Un drone russe a percuté la locomotive du train reliant Kiev à Varsovie le dimanche 13 septembre 2026 au matin, juste avant que le convoi ne franchisse la frontière polonaise, près du poste-frontière de Dorohusk-Iahodyn, rapporte Le Monde. Les 206 passagers à bord sont indemnes. Un second drone a visé une station-service toute proche, provoquant l’incendie de deux camions.
L’épisode s’ajoute à une escalade qui s’accroît de mois en mois entre Moscou et Kiev, loin des lignes de front, et il a suscité une vive émotion des deux côtés de la frontière.
Un train diplomatique parti quelques minutes plus tôt
La compagnie ferroviaire ukrainienne Ukrzaliznytsia a confirmé qu’un autre convoi avait quitté la même gare quelques minutes seulement avant la frappe, en avance sur l’horaire prévu. Il transportait des invités de la conférence Yalta European Strategy, organisée à Kiev du vendredi 11 au samedi 12 septembre : les anciens premiers ministres Boris Johnson et Carl Bildt, ainsi que des ministres, parlementaires et diplomates dépêchés par des pays membres de l’Union européenne et de l’OTAN.
L’ex-directeur de la CIA David Petraeus se trouvait quant à lui dans un train à part, encore stationné en gare au moment de l’attaque.
Ukrzaliznytsia juge « hautement probable » que ce second train ait pu être la véritable cible de l’armée russe. Kiev dénonce de son côté une attaque systémique contre son réseau ferroviaire, considéré comme l’une des infrastructures fonctionnant encore correctement malgré la guerre.
L’opérateur a déclenché une alerte de haut niveau, prévenu des retards importants et demandé à ses usagers de se préparer à d’éventuelles évacuations, une procédure déjà rodée tant Moscou cible régulièrement les transports ferroviaires ukrainiens.

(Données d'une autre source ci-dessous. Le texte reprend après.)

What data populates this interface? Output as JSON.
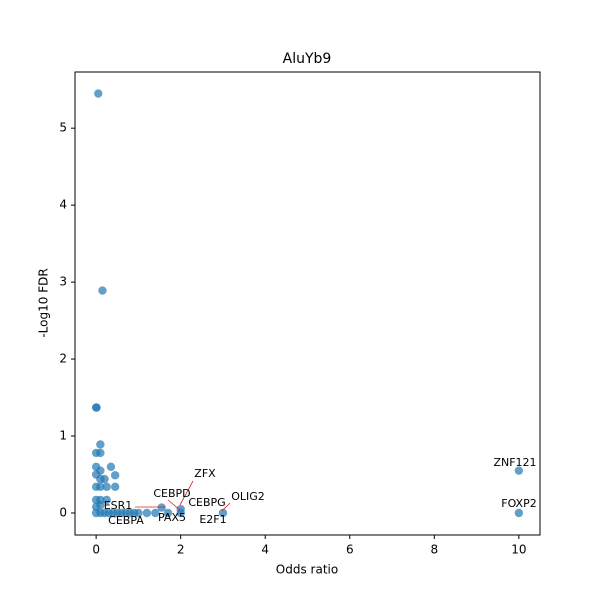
{
  "chart_data": {
    "type": "scatter",
    "title": "AluYb9",
    "x_label": "Odds ratio",
    "y_label": "-Log10 FDR",
    "color": "#1f77b4",
    "alpha": 0.7,
    "xlim": [
      -0.5,
      10.5
    ],
    "ylim": [
      -0.286,
      5.73
    ],
    "xticks": [
      0,
      2,
      4,
      6,
      8,
      10
    ],
    "yticks": [
      0,
      1,
      2,
      3,
      4,
      5
    ],
    "x": [
      0.05,
      0.15,
      0,
      0.01,
      0.1,
      0,
      0.1,
      0,
      0.35,
      0.1,
      0,
      0.45,
      0.2,
      0.1,
      0,
      0.25,
      0.45,
      0.1,
      0,
      0.25,
      0.1,
      0,
      0.1,
      0,
      0.1,
      0.2,
      0.3,
      0.4,
      0.5,
      0.6,
      0.7,
      0.8,
      0.9,
      1.0,
      1.2,
      1.4,
      1.55,
      1.7,
      2,
      2,
      3,
      10,
      10
    ],
    "y": [
      5.45,
      2.89,
      1.37,
      1.37,
      0.89,
      0.78,
      0.78,
      0.6,
      0.6,
      0.55,
      0.5,
      0.49,
      0.44,
      0.44,
      0.34,
      0.34,
      0.34,
      0.34,
      0.17,
      0.17,
      0.17,
      0.08,
      0.1,
      0,
      0,
      0,
      0,
      0,
      0,
      0,
      0,
      0,
      0,
      0,
      0,
      0,
      0.07,
      0,
      0.05,
      0,
      0,
      0.55,
      0
    ],
    "annotations": [
      "ZNF121",
      "FOXP2",
      "OLIG2",
      "E2F1",
      "CEBPG",
      "ZFX",
      "CEBPD",
      "ESR1",
      "CEBPA",
      "PAX5"
    ]
  }
}
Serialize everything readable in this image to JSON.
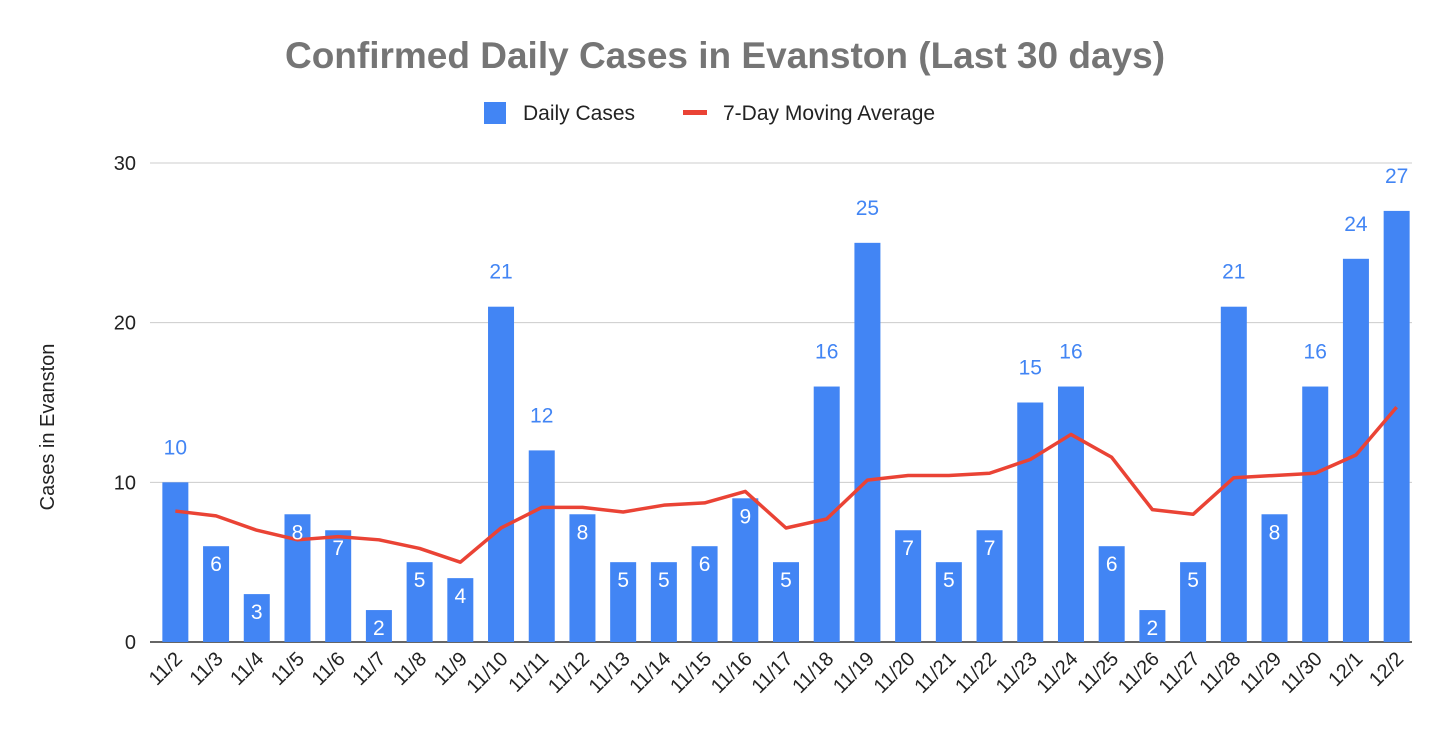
{
  "chart_data": {
    "type": "bar",
    "title": "Confirmed Daily Cases in Evanston (Last 30 days)",
    "xlabel": "",
    "ylabel": "Cases in Evanston",
    "ylim": [
      0,
      30
    ],
    "yticks": [
      0,
      10,
      20,
      30
    ],
    "grid": true,
    "legend_placement": "top",
    "categories": [
      "11/2",
      "11/3",
      "11/4",
      "11/5",
      "11/6",
      "11/7",
      "11/8",
      "11/9",
      "11/10",
      "11/11",
      "11/12",
      "11/13",
      "11/14",
      "11/15",
      "11/16",
      "11/17",
      "11/18",
      "11/19",
      "11/20",
      "11/21",
      "11/22",
      "11/23",
      "11/24",
      "11/25",
      "11/26",
      "11/27",
      "11/28",
      "11/29",
      "11/30",
      "12/1",
      "12/2"
    ],
    "series": [
      {
        "name": "Daily Cases",
        "type": "bar",
        "color": "#4285f4",
        "values": [
          10,
          6,
          3,
          8,
          7,
          2,
          5,
          4,
          21,
          12,
          8,
          5,
          5,
          6,
          9,
          5,
          16,
          25,
          7,
          5,
          7,
          15,
          16,
          6,
          2,
          5,
          21,
          8,
          16,
          24,
          27
        ]
      },
      {
        "name": "7-Day Moving Average",
        "type": "line",
        "color": "#ea4335",
        "values": [
          8.2,
          7.9,
          7.0,
          6.4,
          6.6,
          6.4,
          5.86,
          5.0,
          7.14,
          8.43,
          8.43,
          8.14,
          8.57,
          8.71,
          9.43,
          7.14,
          7.71,
          10.14,
          10.43,
          10.43,
          10.57,
          11.43,
          13.0,
          11.57,
          8.29,
          8.0,
          10.29,
          10.43,
          10.57,
          11.71,
          14.71
        ]
      }
    ],
    "data_label_color_outside": "#4285f4",
    "data_label_color_inside": "#ffffff"
  }
}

Kiev et Varsovie dénoncent une escalade
Le président ukrainien Volodymyr Zelensky a évoqué une locomotive que la Russie aurait délibérément incendiée et une station-service endommagée dans la région de Volhynie, précisant que des installations énergétiques, des entreprises et des bâtiments résidentiels ordinaires avaient également été attaqués. Le ministère russe de la Défense a de son côté revendiqué des frappes contre des infrastructures ferroviaires de l’ouest ukrainien, qu’il accuse de servir au transport de cargaisons militaires en provenance d’Europe.
Le ministre ukrainien des Affaires étrangères, Andrii Sybiha, a réagi en s’adressant directement aux partenaires occidentaux : « Les barbares russes sont à vos portes, chers partenaires. » En visite à Kiev, le ministre polonais des Affaires étrangères Radoslaw Sikorski a estimé que « le terrorisme russe a déjà franchi la porte de l’Europe ».
Le premier ministre polonais Donald Tusk, qui a présidé une réunion d’urgence après ces frappes, a mis en garde contre l’usage par la Russie de drones de combat dont il a jugé que la portée et la précision étaient alarmantes, et a prévenu que la Pologne ne pouvait exclure qu’une escalade russe touche également son territoire.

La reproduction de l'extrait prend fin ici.